While I'll agree that not every app needs a full-blown framework and, a lot of uses I've seen for Vue/React/Angular are just ridiculously over engineered, building a decently-sized app without one, just because you can, doesn't really make sense, either. Unless you're just doing simple DOM manipulation, most decently-sized CRUD apps can benefit greatly in developer productivity alone from a framework. You're only limiting your applicant pool for future positions if you're approaching these frameworks as anything other than vanilla JavaScript. When I hire a front end developer, I test them on their knowledge of JavaScript, not framework A or B, because if their knowledge of the actual language is sound, they should be able to easily pick up any decently written framework.
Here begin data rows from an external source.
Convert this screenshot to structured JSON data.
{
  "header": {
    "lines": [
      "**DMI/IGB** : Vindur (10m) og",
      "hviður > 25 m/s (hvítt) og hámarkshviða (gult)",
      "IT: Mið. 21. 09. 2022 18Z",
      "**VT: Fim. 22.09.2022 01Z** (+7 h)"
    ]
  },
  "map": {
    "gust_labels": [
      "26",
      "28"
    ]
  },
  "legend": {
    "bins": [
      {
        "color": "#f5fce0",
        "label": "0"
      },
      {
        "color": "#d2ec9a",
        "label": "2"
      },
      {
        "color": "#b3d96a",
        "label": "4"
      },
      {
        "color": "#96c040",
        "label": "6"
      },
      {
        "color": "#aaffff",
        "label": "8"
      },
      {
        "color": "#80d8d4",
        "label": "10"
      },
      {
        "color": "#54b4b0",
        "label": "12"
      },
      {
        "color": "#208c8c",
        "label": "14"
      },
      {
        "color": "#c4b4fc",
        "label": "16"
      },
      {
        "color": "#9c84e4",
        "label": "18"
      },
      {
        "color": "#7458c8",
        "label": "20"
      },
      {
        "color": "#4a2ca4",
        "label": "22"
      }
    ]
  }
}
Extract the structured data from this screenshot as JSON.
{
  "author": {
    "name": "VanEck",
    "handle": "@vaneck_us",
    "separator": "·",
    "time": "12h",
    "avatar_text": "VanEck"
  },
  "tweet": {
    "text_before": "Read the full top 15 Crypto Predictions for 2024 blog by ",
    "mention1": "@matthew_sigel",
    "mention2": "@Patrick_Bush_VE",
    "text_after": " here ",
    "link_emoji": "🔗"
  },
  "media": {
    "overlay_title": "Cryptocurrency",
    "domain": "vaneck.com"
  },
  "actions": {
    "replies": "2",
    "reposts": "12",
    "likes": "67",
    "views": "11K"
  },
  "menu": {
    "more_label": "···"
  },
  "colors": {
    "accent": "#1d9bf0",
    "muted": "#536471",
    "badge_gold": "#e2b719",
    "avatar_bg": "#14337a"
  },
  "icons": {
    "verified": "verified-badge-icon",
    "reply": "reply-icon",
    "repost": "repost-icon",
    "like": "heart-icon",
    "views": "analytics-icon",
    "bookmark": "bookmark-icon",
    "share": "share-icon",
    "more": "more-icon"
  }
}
This is no different than in other positions - if you're hiring a Node back end dev, you should be testing them on JavaScript, not Express, Koa, Hapi, Sails, etc. The same could be said for a Python dev and Django, Flask web2py, etc. - PHP with Laravel, Symphony, Yii, etc. - Java with Spring, Grails, Strut, etc. The only two mainstream languages I can think of with a singular go-to web framework are C# (ASP.NET) and Ruby (Rails - though, I suppose there's also Sinatra). Hiring someone only with experience in your given framework is silly. Their ability to learn and adapt should be a better indicator of their success on your team than their prowess with whatever framework is currently popular.